The autobiographer at his CBS news desk

The autobiographer at his CBS news desk

He points out that Germans after WWII claimed not to have known the holocaust was in progress.  Since the press had been shut down, these claims have some validity.  However, Cronkite does not absolve them of responsibility, since the German people acquiesced in the Nazi dismantling of the press; they made themselves ignorant. (268)  He is also critical of British officials who maintained excessive secrecy during the Falklands War and American officials who did likewise during the U.S. invasion of Grenada and actions in Panama and the First Gulf War.  Most notably, then-Secretary of Defense Dick Cheney was criticized by the Defense Department’s own official review of press relations for “an excessive concern for secrecy.” (269)  Cronkite points out that a free press is important for informing not just the citizenry, but also the government about what is going on. (298)  The Soviet government wouldn’t have needed so many spies and informants in their own country if they’d simply had a freer press.
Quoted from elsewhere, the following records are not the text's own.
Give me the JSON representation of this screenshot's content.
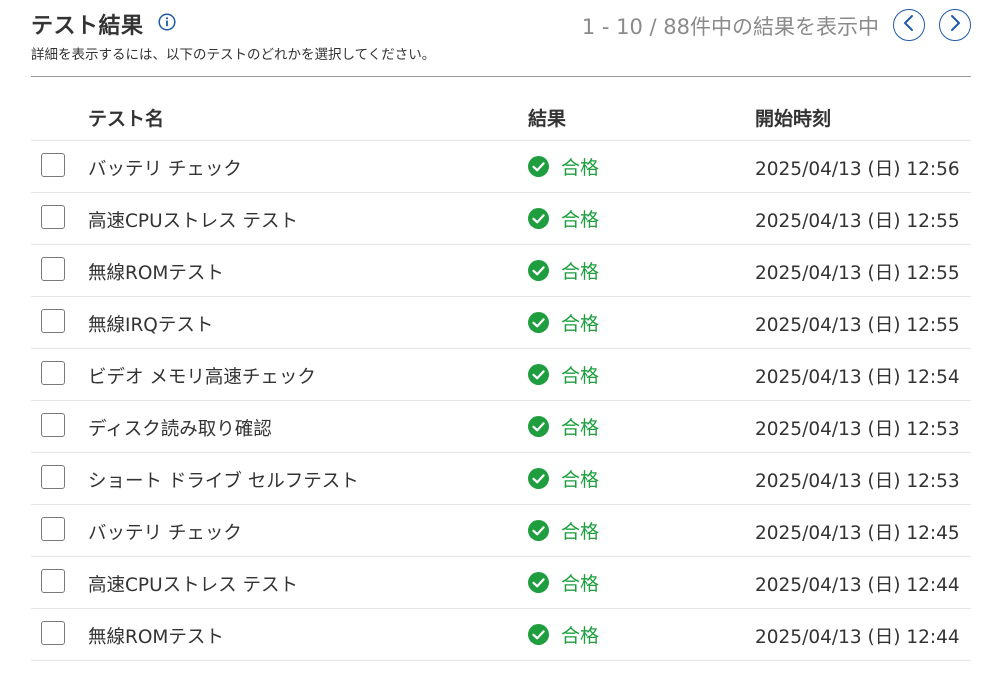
{
  "header": {
    "title": "テスト結果",
    "subtitle": "詳細を表示するには、以下のテストのどれかを選択してください。",
    "pager_text": "1 - 10 / 88件中の結果を表示中"
  },
  "icons": {
    "info": "info-icon",
    "prev": "chevron-left-icon",
    "next": "chevron-right-icon",
    "pass": "check-circle-icon"
  },
  "colors": {
    "accent": "#1e5aa8",
    "pass": "#1e9e3e",
    "pager_text": "#8a8a8a"
  },
  "table": {
    "columns": {
      "name": "テスト名",
      "result": "結果",
      "start_time": "開始時刻"
    },
    "rows": [
      {
        "name": "バッテリ チェック",
        "result": "合格",
        "start_time": "2025/04/13 (日) 12:56",
        "checked": false
      },
      {
        "name": "高速CPUストレス テスト",
        "result": "合格",
        "start_time": "2025/04/13 (日) 12:55",
        "checked": false
      },
      {
        "name": "無線ROMテスト",
        "result": "合格",
        "start_time": "2025/04/13 (日) 12:55",
        "checked": false
      },
      {
        "name": "無線IRQテスト",
        "result": "合格",
        "start_time": "2025/04/13 (日) 12:55",
        "checked": false
      },
      {
        "name": "ビデオ メモリ高速チェック",
        "result": "合格",
        "start_time": "2025/04/13 (日) 12:54",
        "checked": false
      },
      {
        "name": "ディスク読み取り確認",
        "result": "合格",
        "start_time": "2025/04/13 (日) 12:53",
        "checked": false
      },
      {
        "name": "ショート ドライブ セルフテスト",
        "result": "合格",
        "start_time": "2025/04/13 (日) 12:53",
        "checked": false
      },
      {
        "name": "バッテリ チェック",
        "result": "合格",
        "start_time": "2025/04/13 (日) 12:45",
        "checked": false
      },
      {
        "name": "高速CPUストレス テスト",
        "result": "合格",
        "start_time": "2025/04/13 (日) 12:44",
        "checked": false
      },
      {
        "name": "無線ROMテスト",
        "result": "合格",
        "start_time": "2025/04/13 (日) 12:44",
        "checked": false
      }
    ]
  }
}
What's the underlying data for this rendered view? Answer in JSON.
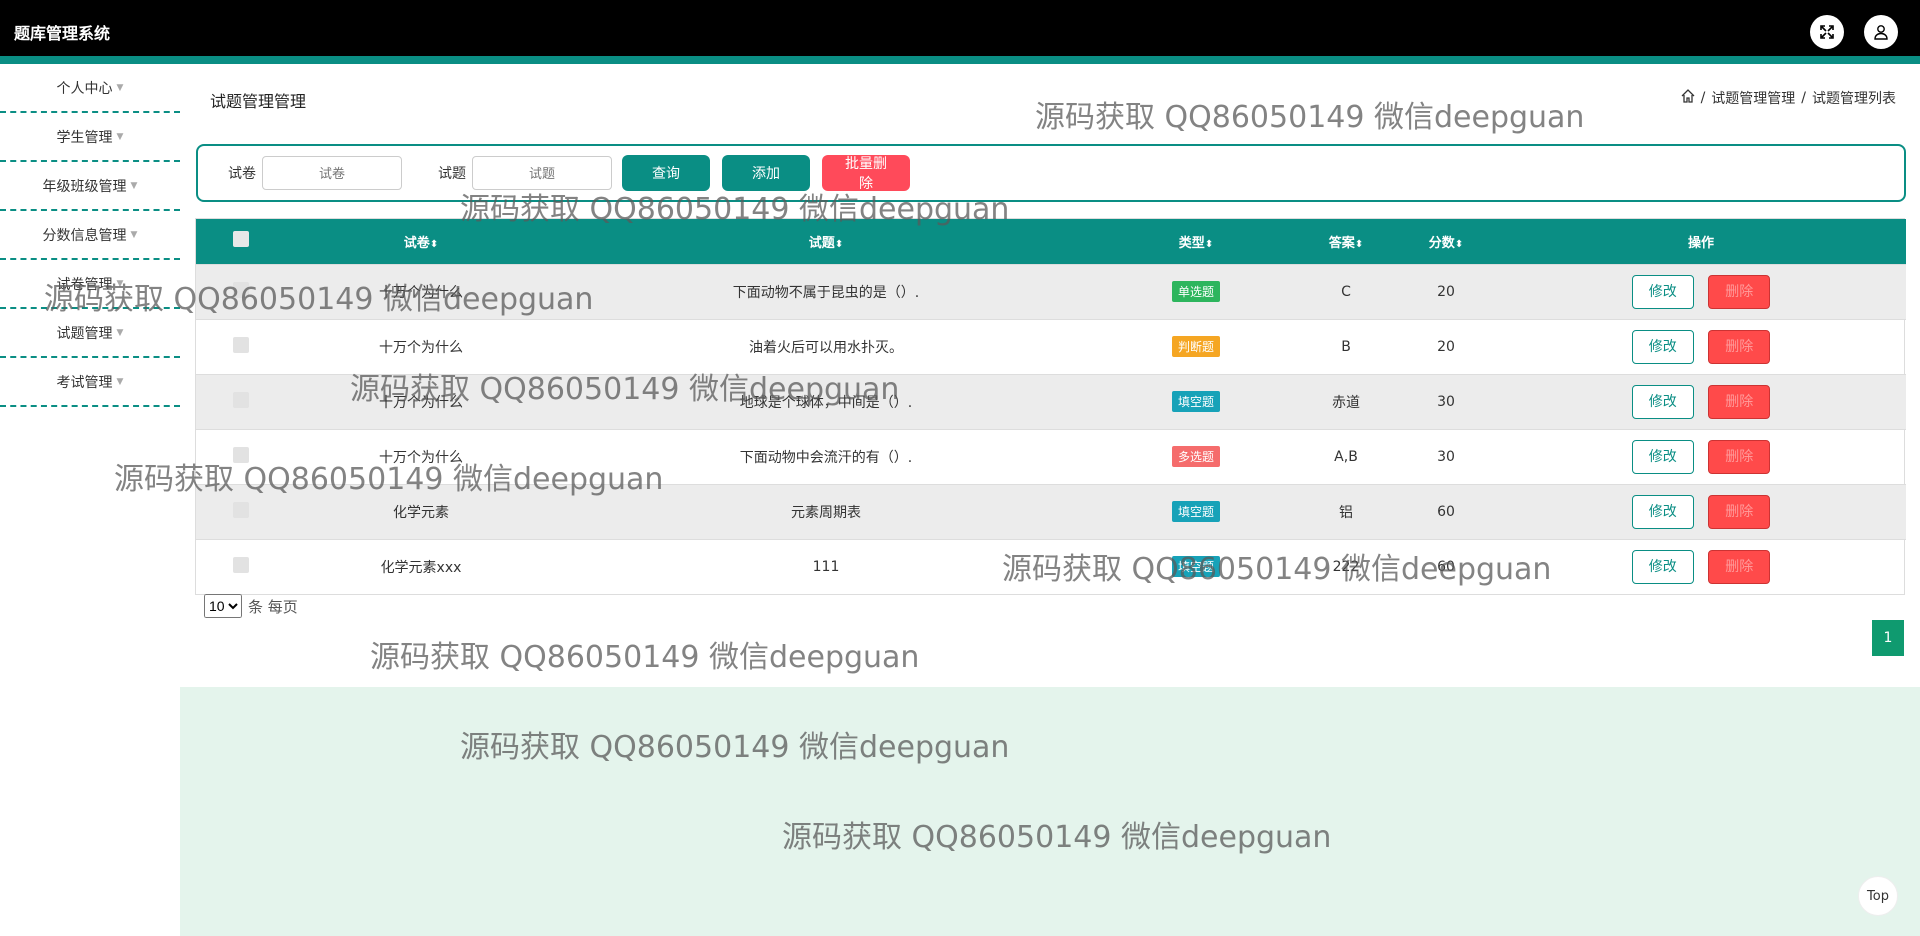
{
  "app": {
    "title": "题库管理系统"
  },
  "header": {
    "fullscreen_icon": "fullscreen-icon",
    "user_icon": "user-icon"
  },
  "sidebar": {
    "items": [
      {
        "label": "个人中心"
      },
      {
        "label": "学生管理"
      },
      {
        "label": "年级班级管理"
      },
      {
        "label": "分数信息管理"
      },
      {
        "label": "试卷管理"
      },
      {
        "label": "试题管理"
      },
      {
        "label": "考试管理"
      }
    ]
  },
  "main": {
    "title": "试题管理管理",
    "breadcrumb": [
      "试题管理管理",
      "试题管理列表"
    ]
  },
  "search": {
    "paper_label": "试卷",
    "paper_placeholder": "试卷",
    "question_label": "试题",
    "question_placeholder": "试题",
    "query_btn": "查询",
    "add_btn": "添加",
    "batch_delete_btn": "批量删除"
  },
  "table": {
    "headers": {
      "paper": "试卷",
      "question": "试题",
      "type": "类型",
      "answer": "答案",
      "score": "分数",
      "action": "操作"
    },
    "edit_label": "修改",
    "delete_label": "删除",
    "rows": [
      {
        "paper": "十万个为什么",
        "question": "下面动物不属于昆虫的是（）.",
        "type": "单选题",
        "type_color": "#2db55d",
        "answer": "C",
        "score": "20"
      },
      {
        "paper": "十万个为什么",
        "question": "油着火后可以用水扑灭。",
        "type": "判断题",
        "type_color": "#f5a623",
        "answer": "B",
        "score": "20"
      },
      {
        "paper": "十万个为什么",
        "question": "地球是个球体，中间是（）.",
        "type": "填空题",
        "type_color": "#17a2b8",
        "answer": "赤道",
        "score": "30"
      },
      {
        "paper": "十万个为什么",
        "question": "下面动物中会流汗的有（）.",
        "type": "多选题",
        "type_color": "#f56c6c",
        "answer": "A,B",
        "score": "30"
      },
      {
        "paper": "化学元素",
        "question": "元素周期表",
        "type": "填空题",
        "type_color": "#17a2b8",
        "answer": "铝",
        "score": "60"
      },
      {
        "paper": "化学元素xxx",
        "question": "111",
        "type": "填空题",
        "type_color": "#17a2b8",
        "answer": "222",
        "score": "60"
      }
    ]
  },
  "pager": {
    "page_size": "10",
    "per_page_label": "条 每页",
    "current_page": "1"
  },
  "back_to_top": "Top",
  "watermark": "源码获取 QQ86050149 微信deepguan"
}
Having an informed public is very important to the author.  He laments the state of history education, writing that “understanding the issues on which citizens of a republic are expected to vote is impossible without an understanding of the past.”  He says that those who have an opportunity to impart this knowledge but fail to do so “can be accused of sabotaging the democratic process.” (28)
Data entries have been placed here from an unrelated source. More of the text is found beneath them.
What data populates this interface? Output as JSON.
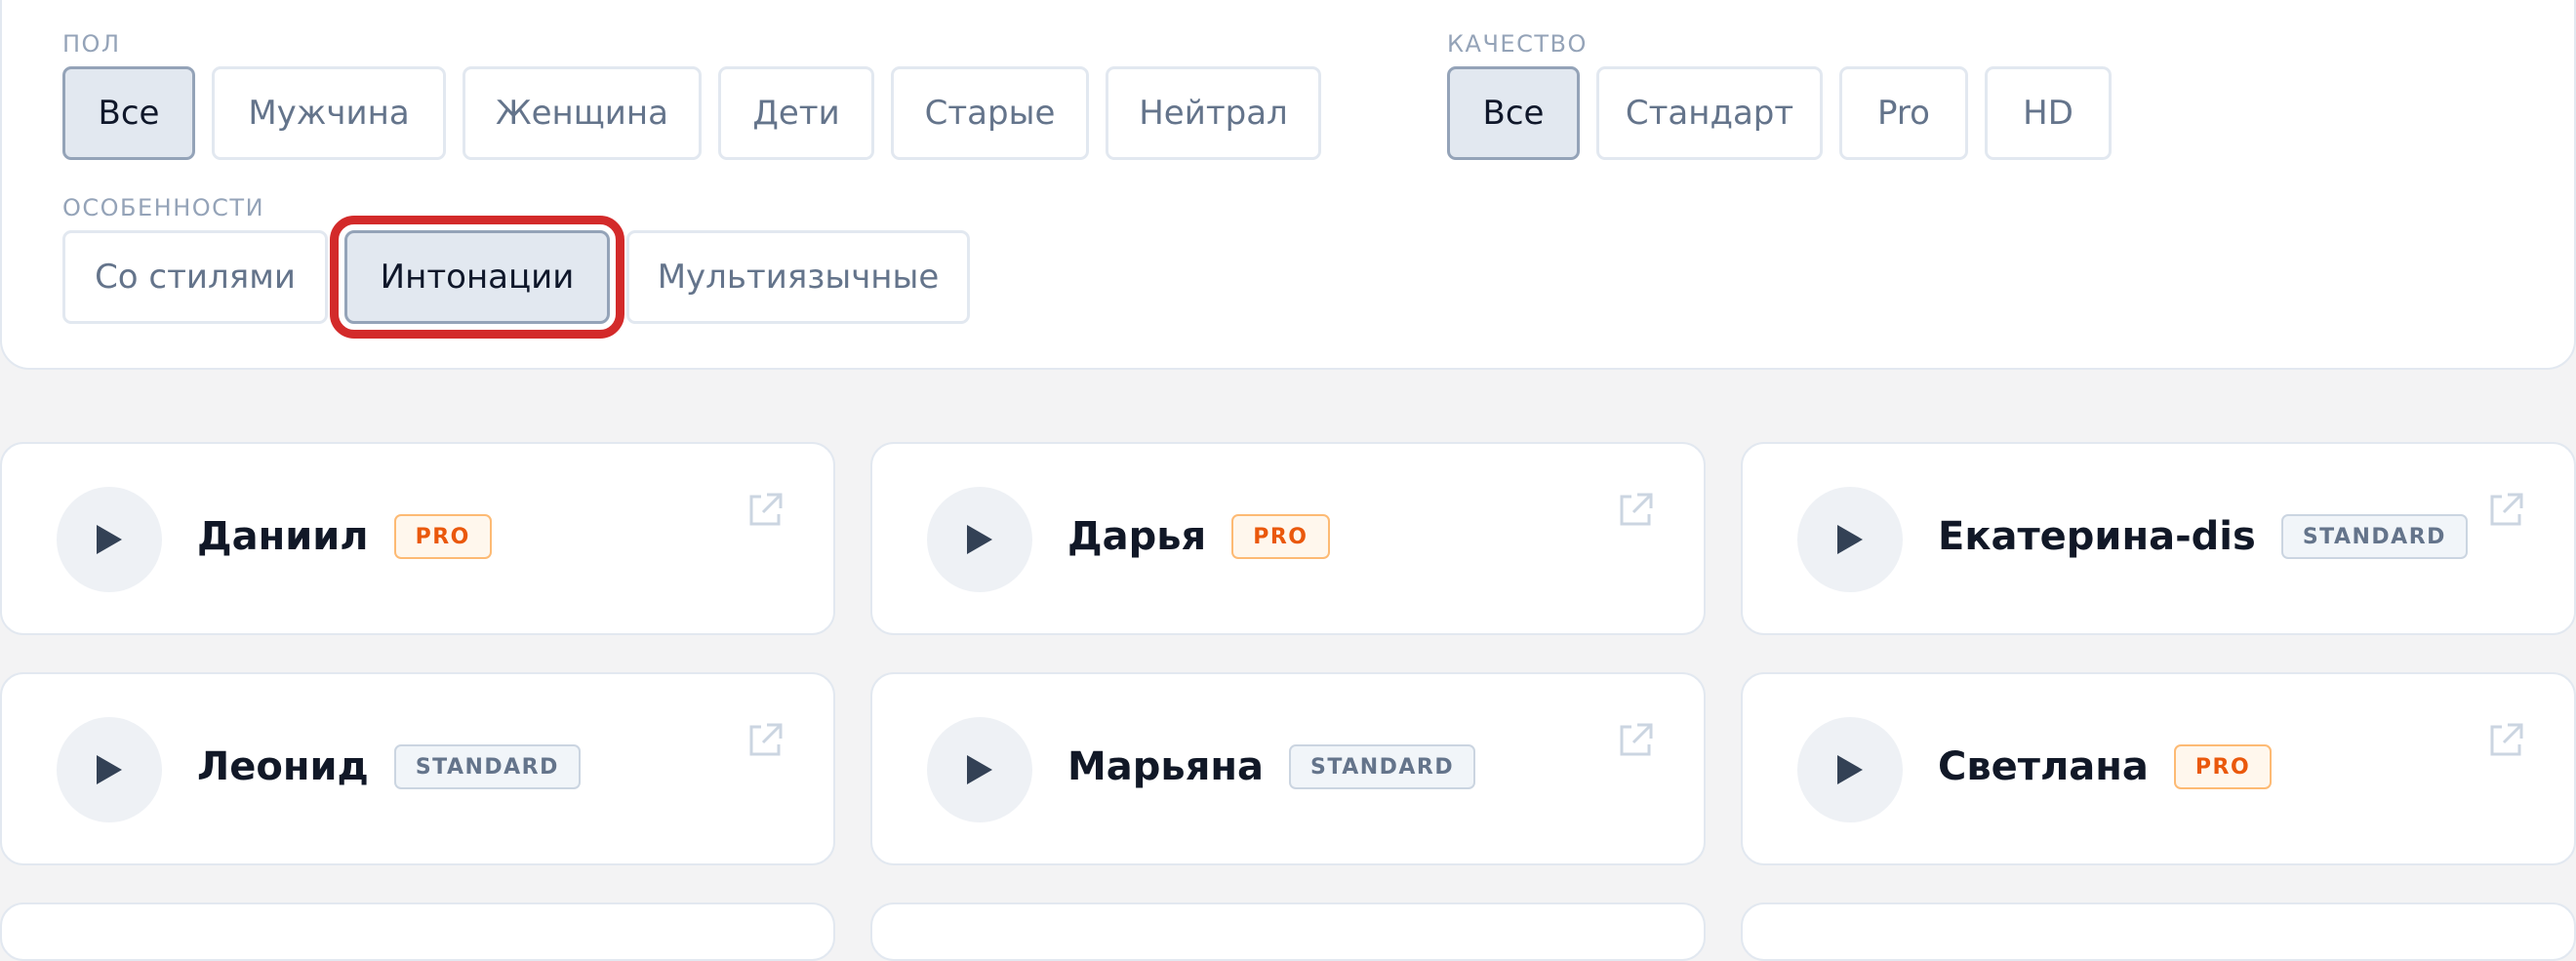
{
  "filters": {
    "gender": {
      "label": "ПОЛ",
      "options": [
        "Все",
        "Мужчина",
        "Женщина",
        "Дети",
        "Старые",
        "Нейтрал"
      ],
      "selected": "Все"
    },
    "quality": {
      "label": "КАЧЕСТВО",
      "options": [
        "Все",
        "Стандарт",
        "Pro",
        "HD"
      ],
      "selected": "Все"
    },
    "features": {
      "label": "ОСОБЕННОСТИ",
      "options": [
        "Со стилями",
        "Интонации",
        "Мультиязычные"
      ],
      "selected": "Интонации"
    }
  },
  "voices": [
    {
      "name": "Даниил",
      "badge": "PRO"
    },
    {
      "name": "Дарья",
      "badge": "PRO"
    },
    {
      "name": "Екатерина-dis",
      "badge": "STANDARD"
    },
    {
      "name": "Леонид",
      "badge": "STANDARD"
    },
    {
      "name": "Марьяна",
      "badge": "STANDARD"
    },
    {
      "name": "Светлана",
      "badge": "PRO"
    }
  ],
  "colors": {
    "highlight": "#d32a2a",
    "pro_badge": "#ea580c",
    "standard_badge": "#64748b",
    "active_chip_bg": "#e2e8f0"
  },
  "icons": {
    "play": "play-icon",
    "external": "external-link-icon"
  }
}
And another thing—geography!  They don’t even seem to be trying to teach it anymore.  Maybe, now that we are homogenizing the world via television and the airplane, knowing where you are and where you’re going and what the place and people are like wherever you are isn’t considered as important as it once was.  But surely this knowledge is fundamental to understanding our place on this planet, philosophically as well as physically. (28)

The book is a light read and the life reported on is an interesting one.  His stories about changes in the news media as they enter the television age are also interesting, and will call to mind parallels with the current shift to the internet.  The reporter’s observations and views give meaning to the disparate adventures he has and he’s a decent gentleman that you’ll be glad succeeds.  If you want a light read filled with true adventures, give this book a try.